Füsse im Fels – Polyglyphen am Montaña Sagrada Tindaya.
Die Majoreros auf Fuerteventura waren wohl auf Grund der kargen Lebensbedingungen zusammen mit den Mahos auf Lanzarote die am geringsten entwickelten Ureinwohner der Kanaren. 1.200 Majoreros und 300 Mahos standen ca. 30.000 Guanchen auf Teneriffa gegenüber. Dort wurden auch Elemente der berbischen Keilschrift gefunden.

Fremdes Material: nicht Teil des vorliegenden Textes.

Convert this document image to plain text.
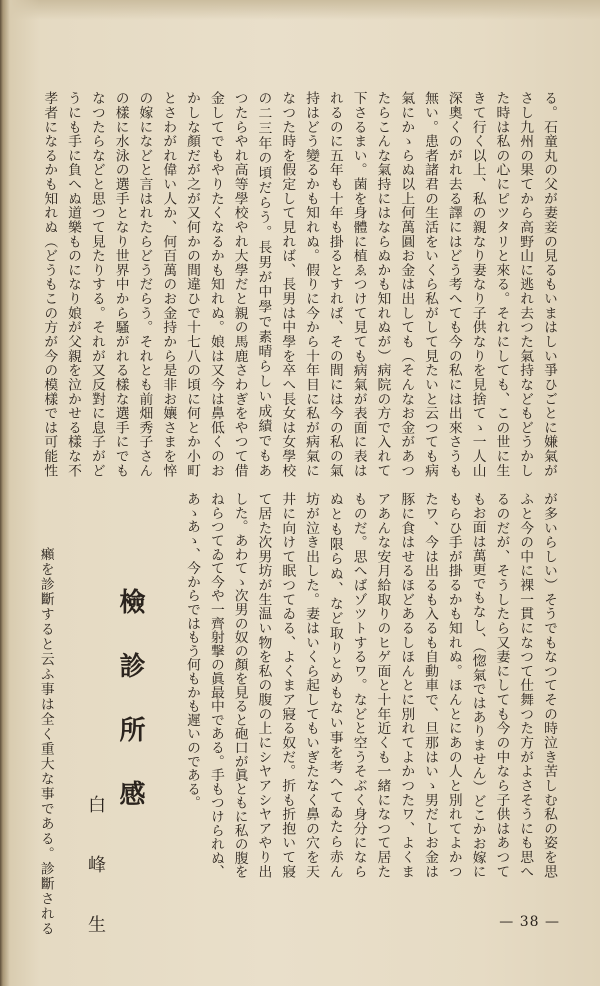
る。石童丸の父が妻妾の見るもいまはしい爭ひごとに嫌氣が
さし九州の果てから高野山に逃れ去つた氣持などもどうかし
た時は私の心にピツタリと來る。それにしても、この世に生
きて行く以上、私の親なり妻なり子供なりを見捨てゝ一人山
深奧くのがれ去る譯にはどう考へても今の私には出來さうも
無い。患者諸君の生活をいくら私がして見たいと云つても病
氣にかゝらぬ以上何萬圓お金は出しても（そんなお金があつ
たらこんな氣持にはならぬかも知れぬが）病院の方で入れて
下さるまい。菌を身體に植ゑつけて見ても病氣が表面に表は
れるのに五年も十年も掛るとすれば、その間には今の私の氣
持はどう變るかも知れぬ。假りに今から十年目に私が病氣に
なつた時を假定して見れば、長男は中學を卒へ長女は女學校
の二三年の頃だらう。長男が中學で素晴らしい成績でもあ
つたらやれ高等學校やれ大學だと親の馬鹿さわぎをやつて借
金してでもやりたくなるかも知れぬ。娘は又今は鼻低くのお
かしな顏だが之が又何かの間違ひで十七八の頃に何とか小町
とさわがれ偉い人か、何百萬のお金持から是非お孃さまを悴
の嫁になどと言はれたらどうだらう。それとも前畑秀子さん
の樣に水泳の選手となり世界中から騷がれる樣な選手にでも
なつたらなどと思つて見たりする。それが又反對に息子がど
うにも手に負へぬ道樂ものになり娘が父親を泣かせる樣な不
孝者になるかも知れぬ（どうもこの方が今の模樣では可能性
が多いらしい）そうでもなつてその時泣き苦しむ私の姿を思
ふと今の中に裸一貫になつて仕舞つた方がよさそうにも思へ
るのだが、そうしたら又妻にしても今の中なら子供はあつて
もお面は萬更でもなし、（惚氣ではありません）どこかお嫁に
もらひ手が掛るかも知れぬ。ほんとにあの人と別れてよかつ
たワ、今は出るも入るも自動車で、旦那はいゝ男だしお金は
豚に食はせるほどあるしほんとに別れてよかつたワ、よくま
アあんな安月給取りのヒゲ面と十年近くも一緒になつて居た
ものだ。思へばゾツトするワ。などと空うそぶく身分になら
ぬとも限らぬ、など取りとめもない事を考へてゐたら赤ん
坊が泣き出した。妻はいくら起してもいぎたなく鼻の穴を天
井に向けて眠つてゐる、よくまア寢る奴だ。折も折抱いて寢
て居た次男坊が生温い物を私の腹の上にシヤアシヤアやり出
した。あわてゝ次男の奴の顏を見ると砲口が眞ともに私の腹を
ねらつてゐて今や一齊射撃の眞最中である。手もつけられぬ、
あゝあゝ、今からではもう何もかも遲いのである。
檢診所感
白峰生
癩を診斷すると云ふ事は全く重大な事である。診斷される	— 38 —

Auf Fuerteventura wurden keine Schriftzeichen entdeckt, aber eigenartige Peroglyphen, die wie Füsse aussehen. Über 120 alleine am Montaña Tindaya sind es und ob es wirklich Füsse sein sollen ist ungewiss. Auch was sie darstellen könnten und warum sie allesamt auf Nachbarinseln zeigen, wie z.B. hinüber zum Teide (3.718 m) auf Teneriffa, der in der Untergehenden Sonne als Profil am Horizont vom Tindaya aus zu sehen ist, wird ewig ein Rätsel bleiben. Um die "Füsse" zu sehen, muss nicht der Berg Tindaya bestiegen werden. 7 von ihnen sind in der Casa Alta im Ort Tindaya ausgestellt.

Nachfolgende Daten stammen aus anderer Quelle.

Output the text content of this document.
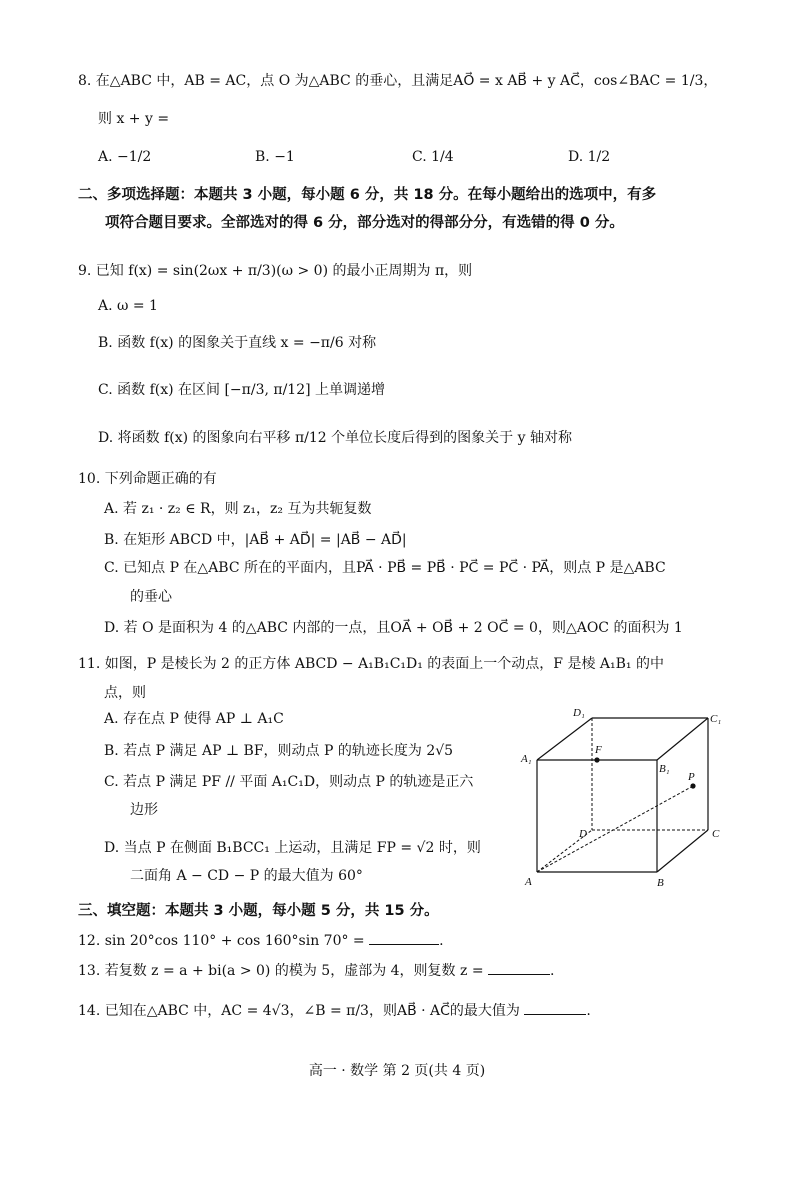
8. 在△ABC 中，AB = AC，点 O 为△ABC 的垂心，且满足AO⃗ = x AB⃗ + y AC⃗，cos∠BAC = 1/3，
则 x + y =
A. −1/2	B. −1	C. 1/4	D. 1/2
二、多项选择题：本题共 3 小题，每小题 6 分，共 18 分。在每小题给出的选项中，有多
项符合题目要求。全部选对的得 6 分，部分选对的得部分分，有选错的得 0 分。
9. 已知 f(x) = sin(2ωx + π/3)(ω > 0) 的最小正周期为 π，则
A. ω = 1
B. 函数 f(x) 的图象关于直线 x = −π/6 对称
C. 函数 f(x) 在区间 [−π/3, π/12] 上单调递增
D. 将函数 f(x) 的图象向右平移 π/12 个单位长度后得到的图象关于 y 轴对称
10. 下列命题正确的有
A. 若 z₁ · z₂ ∈ R，则 z₁，z₂ 互为共轭复数
B. 在矩形 ABCD 中，|AB⃗ + AD⃗| = |AB⃗ − AD⃗|
C. 已知点 P 在△ABC 所在的平面内，且PA⃗ · PB⃗ = PB⃗ · PC⃗ = PC⃗ · PA⃗，则点 P 是△ABC
的垂心
D. 若 O 是面积为 4 的△ABC 内部的一点，且OA⃗ + OB⃗ + 2 OC⃗ = 0，则△AOC 的面积为 1
11. 如图，P 是棱长为 2 的正方体 ABCD − A₁B₁C₁D₁ 的表面上一个动点，F 是棱 A₁B₁ 的中
点，则
A. 存在点 P 使得 AP ⊥ A₁C
B. 若点 P 满足 AP ⊥ BF，则动点 P 的轨迹长度为 2√5
C. 若点 P 满足 PF // 平面 A₁C₁D，则动点 P 的轨迹是正六
边形
D. 当点 P 在侧面 B₁BCC₁ 上运动，且满足 FP = √2 时，则
二面角 A − CD − P 的最大值为 60°
D₁	C₁
A₁
B₁
F
P
D	C
A	B
三、填空题：本题共 3 小题，每小题 5 分，共 15 分。
12. sin 20°cos 110° + cos 160°sin 70° =	.
13. 若复数 z = a + bi(a > 0) 的模为 5，虚部为 4，则复数 z =	.
14. 已知在△ABC 中，AC = 4√3，∠B = π/3，则AB⃗ · AC⃗的最大值为	.
高一 · 数学 第 2 页(共 4 页)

Wer sich für die Ureinwohner der Kanaren interessiert, für den führt kein Weg vorbei an Gran Canaria. Das El Museo Canario beherbergt die meisten Relikte der Ureinwohner selbst 300 Mumien. Dazu eine enorme historische Bibliothek. Wissenschaftlich interessierte erhalten Zutritt zum Lesesaal. Und natürlich darf die Cueva pintada in Galdar nicht ausgelassen werden, erhaltene Wohnhöhlen der Altkanarier, eine Ausstellung an Artefakten und Geschichte filmisch nacherzählt im kleinen Kino.